Auf der Spur des Täters 

Verbrechen aufzuklären beginnt mit Recherchen am Tatort, Auswertung von Beweisen und Indizien, Einsatz von Werkzeugen und Techniken durch das Kriminaltechnische Institut und die Rekonstruktion der Tat durch die forensische Wissenschaft.

Will die Krimiautorin Ursache, Begehungsweise und Aufklärung eines Schwerverbrechens realistisch darstellen, sieht auch sie sich umfangreicher Recherchearbeit ausgesetzt. Daher möchte ich mich mit dieser Artikelreihe einigen Fragen der Forensik widmen.

Beginnen möchte ich mit einer Psychologin, die sich spezialisiert hat auf Aussagen von Kindern und Jugendlichen, die Opfer sexueller Gewalt geworden sind. 


Die mühsame Suche nach der Wahrheit

Im Institut für Forensische Psychiatrie gibt es keine Spielsachen, keine Plüschtiere, kein Blumenstrauß. Das Kind oder der junge Mensch, die am blanken Tisch gegenüber der Psychologin Platz nehmen, sie sollen sehen, dass hier nicht behandelt wird, sondern gearbeitet. Die forensische Gerichtsgutachterin ist keine Anwältin, sie begutachtet keine körperlichen und seelischen Schäden des Missbrauchs-Opfers, sie ist weder Ärztin noch Therapeutin.
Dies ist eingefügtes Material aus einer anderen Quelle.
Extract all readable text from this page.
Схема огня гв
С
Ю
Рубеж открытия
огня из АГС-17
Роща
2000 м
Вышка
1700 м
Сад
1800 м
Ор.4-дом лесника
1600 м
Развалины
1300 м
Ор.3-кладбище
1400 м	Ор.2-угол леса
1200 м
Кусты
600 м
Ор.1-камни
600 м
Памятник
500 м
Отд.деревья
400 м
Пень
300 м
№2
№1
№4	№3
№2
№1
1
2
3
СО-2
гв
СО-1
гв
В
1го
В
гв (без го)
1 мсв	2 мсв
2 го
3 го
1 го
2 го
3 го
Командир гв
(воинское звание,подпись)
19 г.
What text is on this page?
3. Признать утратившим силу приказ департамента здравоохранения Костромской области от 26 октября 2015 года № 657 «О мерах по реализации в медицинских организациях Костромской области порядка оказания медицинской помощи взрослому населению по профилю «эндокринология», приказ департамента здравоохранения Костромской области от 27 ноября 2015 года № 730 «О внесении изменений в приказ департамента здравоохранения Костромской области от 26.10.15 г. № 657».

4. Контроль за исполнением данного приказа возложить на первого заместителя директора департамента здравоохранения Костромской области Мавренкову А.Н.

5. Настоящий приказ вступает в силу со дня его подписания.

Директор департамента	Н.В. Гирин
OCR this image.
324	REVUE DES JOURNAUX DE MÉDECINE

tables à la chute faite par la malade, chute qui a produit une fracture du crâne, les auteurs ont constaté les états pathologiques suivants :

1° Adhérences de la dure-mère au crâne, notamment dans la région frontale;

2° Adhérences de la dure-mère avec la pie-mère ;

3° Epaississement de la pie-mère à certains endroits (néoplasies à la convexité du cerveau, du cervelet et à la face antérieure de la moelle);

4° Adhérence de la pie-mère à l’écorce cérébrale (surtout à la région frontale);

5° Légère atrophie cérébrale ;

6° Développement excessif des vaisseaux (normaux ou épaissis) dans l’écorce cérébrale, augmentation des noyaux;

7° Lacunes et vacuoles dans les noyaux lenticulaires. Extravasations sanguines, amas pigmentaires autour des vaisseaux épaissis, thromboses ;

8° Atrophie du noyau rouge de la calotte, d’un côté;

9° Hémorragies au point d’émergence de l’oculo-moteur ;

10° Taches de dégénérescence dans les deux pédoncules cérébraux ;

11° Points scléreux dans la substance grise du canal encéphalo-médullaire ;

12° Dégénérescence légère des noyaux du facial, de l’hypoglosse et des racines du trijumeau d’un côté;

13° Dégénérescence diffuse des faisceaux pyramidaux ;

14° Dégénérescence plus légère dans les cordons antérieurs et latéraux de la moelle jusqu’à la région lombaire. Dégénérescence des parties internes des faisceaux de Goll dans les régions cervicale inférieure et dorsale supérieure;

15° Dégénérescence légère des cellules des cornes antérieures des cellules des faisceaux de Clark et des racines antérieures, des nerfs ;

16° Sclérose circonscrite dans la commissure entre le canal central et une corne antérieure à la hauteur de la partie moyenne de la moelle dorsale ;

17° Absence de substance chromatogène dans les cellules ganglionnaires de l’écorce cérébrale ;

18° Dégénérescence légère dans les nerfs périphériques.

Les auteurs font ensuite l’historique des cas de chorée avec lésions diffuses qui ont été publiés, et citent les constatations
Ihr Auftrag, den sie vom Gericht bekommen hat, lautet lapidar: „Es ist die Glaubhaftigkeit der Zeugenaussage zu untersuchen.“ Auf deutsch: Sagt das Kind die Wahrheit oder ist es eine Lüge? Manchmal hängt eine Verurteilung zu langjähriger Freiheitsstrafe von einer einzigen Aussage ab – der des Opfers.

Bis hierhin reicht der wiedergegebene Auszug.